Nearly three decades earlier, Portland, Oregon jazz musician Ernest Hood wasn’t aiming for the same kind of emotions with his album Neighborhoods, but he did hit on something very local and emotional in his own right. And, I would argue, nearly as essential. It’s an important album, one I’ve been listening to for months, and I want more people to hear it. It may be one of the 20th century’s greatest unheralded albums.
The record, released in 1975, is perhaps one of most interesting examples of the “private press,” or albums released in small batches by the artist or one of their friends. And Hood’s record, released on his label Thistlefield Music, was rarely mentioned at the time of its release. The only mention of the record I can find from a mainstream source is in The Encyclopedia of Jazz in the Seventies, an in-depth work in which the record is briefly mentioned along with Hood’s career as a composer.
Hood wasn’t just some random guy. He had some legitimate music-industry bonafides, including credits on mainstream jazz records such as Brazilian fusion singer Flora Purim’s Butterfly Dreams.
But with his solo Neighborhoods, which can be listened to here, he was trying for something else. He was purposely aiming small. He was trying to evoke his childhood in Portland, and in its own strange way, everyone’s childhood. Per his note on the back cover:
My purpose in creating this album is to pay a debt to some beautiful and loving people. To older folks everywhere, but especially the ones who put up with my childhood pesters, those who played such an important role in the formation of comfortable memories I hope this brings back something warm and joyful to your hearts. It saddens me to know that the predominately commercial music purveyors of today give such scant consideration to the enrichment of your gentle spirit. Perhaps they have forgotten where it dwells. Young people looking for something other than plastic novelty music played on military weapons may find here a balm for the mind. It hardly matters in which neighborhood you sprouted.
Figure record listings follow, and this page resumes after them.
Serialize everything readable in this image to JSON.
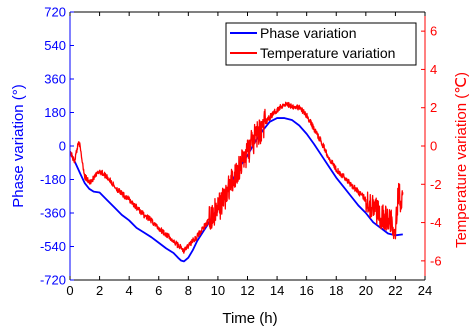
{
  "chart_data": {
    "type": "line",
    "xlabel": "Time (h)",
    "ylabel": "Phase variation (°)",
    "y2label": "Temperature variation (℃)",
    "xlim": [
      0,
      24
    ],
    "ylim": [
      -720,
      720
    ],
    "y2lim": [
      -7,
      7
    ],
    "xticks": [
      "0",
      "2",
      "4",
      "6",
      "8",
      "10",
      "12",
      "14",
      "16",
      "18",
      "20",
      "22",
      "24"
    ],
    "yticks": [
      "720",
      "540",
      "360",
      "180",
      "0",
      "-180",
      "-360",
      "-540",
      "-720"
    ],
    "y2ticks": [
      "6",
      "4",
      "2",
      "0",
      "-2",
      "-4",
      "-6"
    ],
    "grid": false,
    "legend": {
      "position": "top-right",
      "entries": [
        "Phase variation",
        "Temperature variation"
      ]
    },
    "colors": {
      "phase": "#0000ff",
      "temperature": "#ff0000",
      "axes": "#000000"
    },
    "series": [
      {
        "name": "Phase variation",
        "axis": "left",
        "color": "#0000ff",
        "x": [
          0,
          0.3,
          0.7,
          1,
          1.3,
          1.6,
          2,
          2.5,
          3,
          3.5,
          4,
          4.5,
          5,
          5.5,
          6,
          6.5,
          7,
          7.3,
          7.5,
          7.7,
          8,
          8.3,
          8.6,
          9,
          9.5,
          10,
          10.5,
          11,
          11.5,
          12,
          12.5,
          13,
          13.5,
          14,
          14.5,
          15,
          15.5,
          16,
          16.5,
          17,
          17.5,
          18,
          18.5,
          19,
          19.5,
          20,
          20.5,
          21,
          21.5,
          22,
          22.5
        ],
        "y": [
          -30,
          -80,
          -150,
          -200,
          -230,
          -245,
          -250,
          -290,
          -330,
          -370,
          -400,
          -440,
          -465,
          -490,
          -520,
          -550,
          -575,
          -600,
          -615,
          -620,
          -600,
          -560,
          -510,
          -460,
          -400,
          -330,
          -250,
          -180,
          -110,
          -50,
          20,
          80,
          130,
          150,
          150,
          140,
          110,
          65,
          10,
          -50,
          -110,
          -170,
          -220,
          -270,
          -320,
          -360,
          -410,
          -440,
          -470,
          -480,
          -475
        ]
      },
      {
        "name": "Temperature variation",
        "axis": "right",
        "color": "#ff0000",
        "x": [
          0,
          0.3,
          0.6,
          1,
          1.3,
          1.6,
          2,
          2.5,
          3,
          3.5,
          4,
          4.5,
          5,
          5.5,
          6,
          6.5,
          7,
          7.5,
          7.7,
          8,
          8.5,
          9,
          9.5,
          10,
          10.5,
          11,
          11.5,
          12,
          12.5,
          13,
          13.5,
          14,
          14.5,
          15,
          15.5,
          16,
          16.5,
          17,
          17.5,
          18,
          18.5,
          19,
          19.5,
          20,
          20.5,
          21,
          21.5,
          22,
          22.2,
          22.5
        ],
        "y": [
          -0.3,
          -0.8,
          0.3,
          -1.6,
          -1.9,
          -1.7,
          -1.3,
          -1.6,
          -2.1,
          -2.5,
          -2.8,
          -3.2,
          -3.6,
          -3.9,
          -4.3,
          -4.6,
          -5.0,
          -5.3,
          -5.5,
          -5.2,
          -4.8,
          -4.3,
          -3.8,
          -3.3,
          -2.6,
          -1.8,
          -1.0,
          -0.3,
          0.4,
          1.0,
          1.5,
          1.9,
          2.2,
          2.1,
          2.0,
          1.6,
          0.9,
          0.2,
          -0.6,
          -1.2,
          -1.6,
          -2.0,
          -2.4,
          -2.8,
          -3.2,
          -3.6,
          -3.9,
          -4.2,
          -2.5,
          -3.1
        ]
      }
    ]
  }
}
The games we played. the mocks, the terminology and the feelings we experienced as youngsters are tantalizingly familiar, If I didn't exactly capture your territorial terms forgive me and just let the mood suffice.
This is not a social record in the sense that it be played at a gathering. Indeed, it is a rather personal thing to be reflected upon (as musical cinematography) alone, or with a dear close friend It is a social record in that it reminds us of the fact that most of us made our first social contacts and early transactions in our neighborhood streets How familiar, how indelible the pictures are: aromas of soft velvet days. strong friendships, fears. hates. loves … our first brush with such mystical elements as sex and power. If the music seems a little bittersweet, well ... isn't that the taste of nostalgia? Mostly it is meant to bring joy in reminiscence It's for all of you who still have that little kid inside you, robust and eager to be let out to play. I sincerely hope you enjoy it.
Hood used simple tools—a free-flowing zither and an early synth—to build the foundation of his sound. But the thing that made the record stand out was his use of field recordings. He captured his local neighborhoods, the young children having fun, spare conversations heard in the distance, and an array of truly beautiful sounds. Childhood rhymes are turned into “hooks.” The somewhat modern sounds of the synth have a way of cutting through the field recordings, becoming the best kind of wallpaper—the kind that evokes a moment without overwhelming the surrounding atmosphere.
Hood, who often went by Ern or Ernie, was a major figure in Portland’s music scene. He helped found KBOO, a nonprofit FM radio station that still exists today in the city. He was also involved in launching the city’s first jazz club, The Way Out. And the radio show he hosted on KBOO and KOAP, “Radio Days,” aimed for the same kind of audience his record Neighborhoods did—one that wanted to relive the serenity of the past.
In 1995, his passing was front-page news for the Statesman Journal in the nearby city of Salem, but not because of his musical endeavors—though those were mentioned. That year he became something of a face of Oregon’s Death With Dignity Act, a ballot measure passed the year prior but initially blocked by courts. (It was eventually enacted in 1997.) Around that time, the childhood polio that both limited his mobility and helped make him a great observer of the world had re-emerged as post-polio syndrome, which weakened his muscles and eventually limited his ability to communicate with that world.
A longtime radio host of many words, he could no longer speak, and his condition was deteriorating. But because of the legal issues the law raised, the hospital was hesitant to let him and his family pull the plug. Eventually, after a long delay, they reconsidered. His passing was peaceful; his music lives on.
The thing that strikes me about Hood’s album, one of those records in which scraps of information have to be pulled from random places to even get within 100 feet of properly telling its story, is how finding these details, however modest they are, somehow enrichen the work hiding on Neighborhoods, an album that doesn’t yell its demands or ask for anything of the listener other than their memories of being a few decades younger.
Like many private press records, Neighborhoods makes you want to learn more about its creator—about the person whose creativity and inspirations just missed the internet era. From what little I’ve seen and from the 58 minutes of Neighborhoods I have to appreciate, it seems like Ernest Hood would have been a great person to know.
And his neighborhoods would have been great ones to live in.